Ces opérations ont permis à l’appareil américain de renseignements de créer de vastes bases de données sur les positions et les activités politiques de milliards de gens. Le but n’est pas de débusquer une poignée de terroristes islamiques fondamentalistes, mais plutôt de créer une infrastructure pour gouverner de manière dictatoriale. La NSA peut fournir des dossiers et des listes de personnes à arrêter en vue d’une répression par l’État d’une opposition politique au système capitaliste. Elle peut le faire pour n'importe quel pays du monde et particulièrement aux États-Unis.

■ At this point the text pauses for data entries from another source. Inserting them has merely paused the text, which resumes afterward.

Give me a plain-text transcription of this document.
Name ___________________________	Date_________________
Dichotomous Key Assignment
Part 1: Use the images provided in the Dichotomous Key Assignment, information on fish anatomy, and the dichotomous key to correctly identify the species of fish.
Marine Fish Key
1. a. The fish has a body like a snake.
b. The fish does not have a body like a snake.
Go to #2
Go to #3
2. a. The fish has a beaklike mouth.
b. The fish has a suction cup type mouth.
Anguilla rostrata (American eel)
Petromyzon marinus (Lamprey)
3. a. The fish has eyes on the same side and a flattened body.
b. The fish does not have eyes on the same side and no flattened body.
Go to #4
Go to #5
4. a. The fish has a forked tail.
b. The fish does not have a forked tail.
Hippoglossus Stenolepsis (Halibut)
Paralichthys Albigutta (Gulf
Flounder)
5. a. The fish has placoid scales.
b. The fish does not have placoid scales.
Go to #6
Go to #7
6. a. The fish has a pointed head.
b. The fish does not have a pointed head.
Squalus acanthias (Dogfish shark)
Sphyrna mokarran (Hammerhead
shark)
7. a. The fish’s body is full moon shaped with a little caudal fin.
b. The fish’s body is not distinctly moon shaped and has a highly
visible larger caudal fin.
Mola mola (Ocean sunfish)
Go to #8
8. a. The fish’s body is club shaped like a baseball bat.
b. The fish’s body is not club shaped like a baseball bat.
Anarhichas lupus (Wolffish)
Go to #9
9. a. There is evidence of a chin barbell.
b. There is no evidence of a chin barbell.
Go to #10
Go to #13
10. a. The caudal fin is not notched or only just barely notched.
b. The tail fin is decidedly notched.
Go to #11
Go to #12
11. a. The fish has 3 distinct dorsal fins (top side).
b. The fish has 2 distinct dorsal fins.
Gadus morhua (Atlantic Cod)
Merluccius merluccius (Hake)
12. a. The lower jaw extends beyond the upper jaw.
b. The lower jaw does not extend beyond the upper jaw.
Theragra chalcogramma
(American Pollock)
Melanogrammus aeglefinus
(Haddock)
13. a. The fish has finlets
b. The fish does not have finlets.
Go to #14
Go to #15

C’est parce qu’ils sentent la nature largement antidémocratique et dictatoriale de cette surveillance de masse que la vaste majorité de la population mondiale, incluant la population américaine, est hostile à ces mesures et appuie Snowden. Les sondages ont montré qu’une majorité claire aux États-Unis – malgré la propagande sans fin du gouvernement et des médias – appuie les gestes de Snowden et ses révélations des actions de la NSA.
Le prix Pulitzer est une reconnaissance de ce sentiment populaire et cela met l’administration Obama et l’appareil des renseignements dans l'embarras.
La plupart des médailles d’or du prix Pulitzer ont été données à des journaux qui avaient mis en lumière la corruption dans des gouvernements municipaux ou des forces policières. D’autres médailles d’or ont aussi été remises pour l’exposition d’abus particulièrement flagrants de travailleurs ou de l’environnement dans des industries comme les mines de charbon, l’agroalimentaire et les maisons de retraite. Mais à quelques rares occasions, la médaille d’or a une importance politique plus large. Par exemple, en 1972, elle fut remise au New York Times pour la publication des «papiers du Pentagone» et, en 1973, au Washington Post pour son enquête dans l’affaire du Watergate.
Edward Snowden a fait une déclaration suite à la remise du prix: «Cette décision nous rappelle que ce qu’aucune conscience individuelle ne peut changer, une presse libre peut le faire. Mes efforts auraient été vains si ce n’était du dévouement, de la passion et des compétences de ces journaux. Ils ont ma reconnaissance et mon respect pour le service extraordinaire qu'ils ont rendu à notre société. Leur travail nous offre un meilleur avenir et une démocratie plus responsable.»
Il n’y a pas de doute que le point de vue de Snowden, pour lequel il a déjà sacrifié énormément, est sincère. Mais les révélations qu’il a faites doivent être vues comme une impulsion importante à la lutte pour la défense des droits démocratiques. La question centrale est d’identifier la cause fondamentale du développement de formes de gouvernance autoritaires: le gouffre social béant entre l’aristocratie financière et la vaste majorité des travailleurs. En dernière analyse, la démocratie est incompatible avec une société aux prises avec d'aussi vastes inégalités sociales qui augmentent sans cesse.
Les inégalités sociales sont le produit du capitalisme, tout comme la mise en place des pouvoirs répressifs de l’État pour défendre l’oligarchie économique et financière contre la résistance sociale de masse de la classe ouvrière. La défense des droits démocratiques requiert la mobilisation indépendante et politique de la classe ouvrière pour mettre un terme au système de profit et pour établir une véritable égalité et démocratie. Autrement dit, il faut créer une société socialiste.